The only South Australian artist represented in the Planning for Tomorrow show, Ackland created all his photos in Adelaide, although they focus on issues affecting the world.
The works seek to contrast conservation with destruction, noting humans’ seeming inability to act on the need for change.
“I’m really worried about the way we behave in the world these days,” says Ackland, studio Head of Photography and Digital Media with Adelaide College of the Arts.
“Globally, we treat all of our resources like they will last forever, but they won’t. The anxiety surrounds the fact that we don’t seem to be changing our behavior.”
He wants people to make up their own minds about the nature of the messages within his works, saying the collection offers multiple shifting possibilities, as opposed to a single straight answer. For example, the image of a nose-diving jumbo jet may be seen to represent the downing of Malaysian Airlines Flight 370 in 2014, just as it could be any other recent aerial tragedy.
“There are so many images circulating in the world, so which ones are triggered in the viewing of this picture and what meaning can be drawn from or imagined for this?
“I wanted to create images that could be read in a variety of ways.”
Ackland is one of five nationally and internationally recognised artists exhibiting works in the CACSA exhibition, which explores issues arising in the modern world through globalism and the collapse of ideological and political systems.

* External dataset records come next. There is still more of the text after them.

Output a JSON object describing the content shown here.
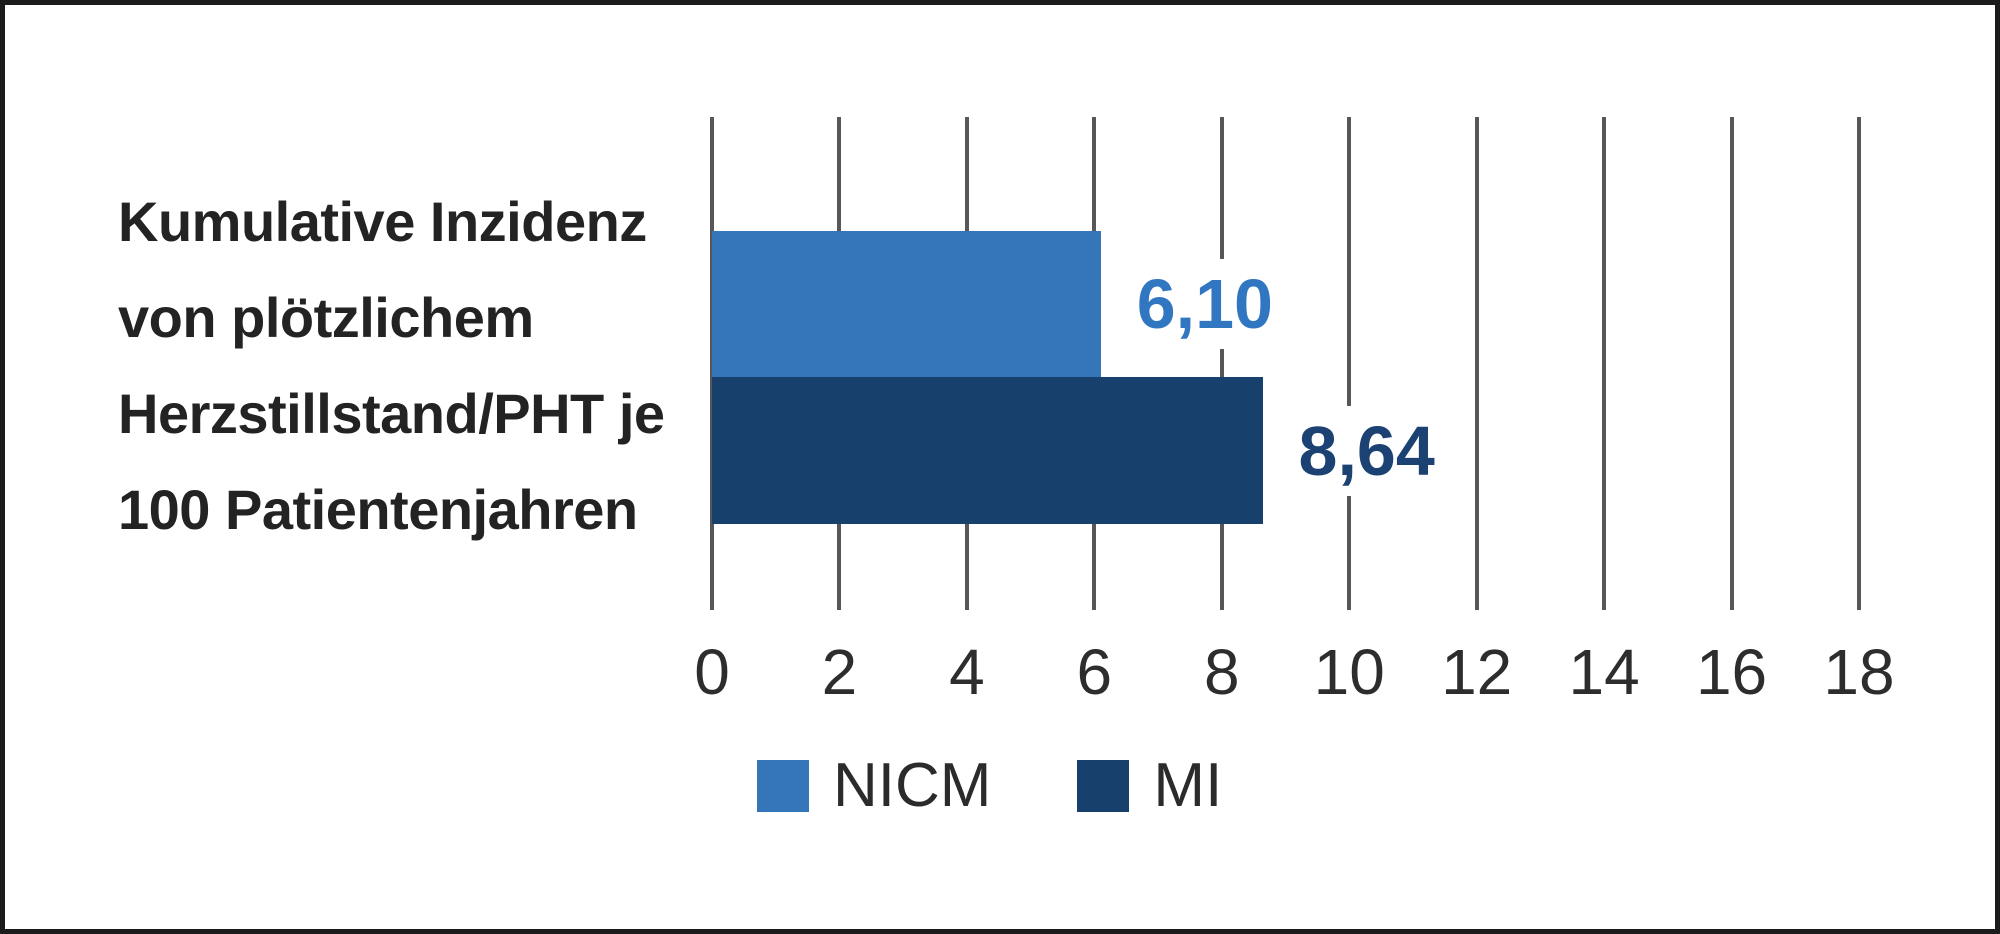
{
  "frame": {
    "border_color": "#1b1b1b",
    "background": "#ffffff"
  },
  "y_axis_label": {
    "lines": [
      "Kumulative Inzidenz",
      "von plötzlichem",
      "Herzstillstand/PHT je",
      "100 Patientenjahren"
    ],
    "color": "#232323"
  },
  "chart_data": {
    "type": "bar",
    "orientation": "horizontal",
    "title": "",
    "ylabel": "Kumulative Inzidenz von plötzlichem Herzstillstand/PHT je 100 Patientenjahren",
    "xlabel": "",
    "categories": [
      "NICM",
      "MI"
    ],
    "series": [
      {
        "name": "NICM",
        "value": 6.1,
        "value_label": "6,10",
        "bar_color": "#3575BA",
        "label_color": "#3176C1"
      },
      {
        "name": "MI",
        "value": 8.64,
        "value_label": "8,64",
        "bar_color": "#18406D",
        "label_color": "#1B4272"
      }
    ],
    "x_ticks": [
      "0",
      "2",
      "4",
      "6",
      "8",
      "10",
      "12",
      "14",
      "16",
      "18"
    ],
    "xlim": [
      0,
      18
    ],
    "grid": "vertical-gridlines",
    "gridline_color": "#57575a",
    "axis_text_color": "#2d2d2d",
    "legend": [
      "NICM",
      "MI"
    ],
    "legend_position": "bottom"
  }
}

Curator Logan McDonald says the collection – spanning the mediums of video, sculpture, textiles and photography – could be described as “art activism”.
“What sets this exhibition apart is it looks at the way art can reflect on the world, change it and also make sincere gestures to understand it,” he says.
“It’s not so much about revolution itself, but the artists all offer up revolutionary perspectives.”
The exhibition will feature design by self-proclaimed “anarchitect” Keg de Souza, who has previously worked with mediums such as inflatable art and food to explore the politics of space, and Spanish artist Santiago Sierra, who has travelled the world constructing giant letters from materials of local importance to spell the word “KAPITALISM”.
The other exhibiting artists are Australians Damiano Bertoli and Deborah Kelly.
McDonald says he hopes Planning for Tomorrow will provoke questions and discussion, prompting audiences to consider the current state of the world in a realistic light, yet one that’s not devoid of optimism.
“It’s the sense of having the world peeled back for you, but you also pick up glimmers of hope and change,” he says.
Planning for Tomorrow opened at the Contemporary Art Centre of SA at Parkside on Friday and continues until May 27.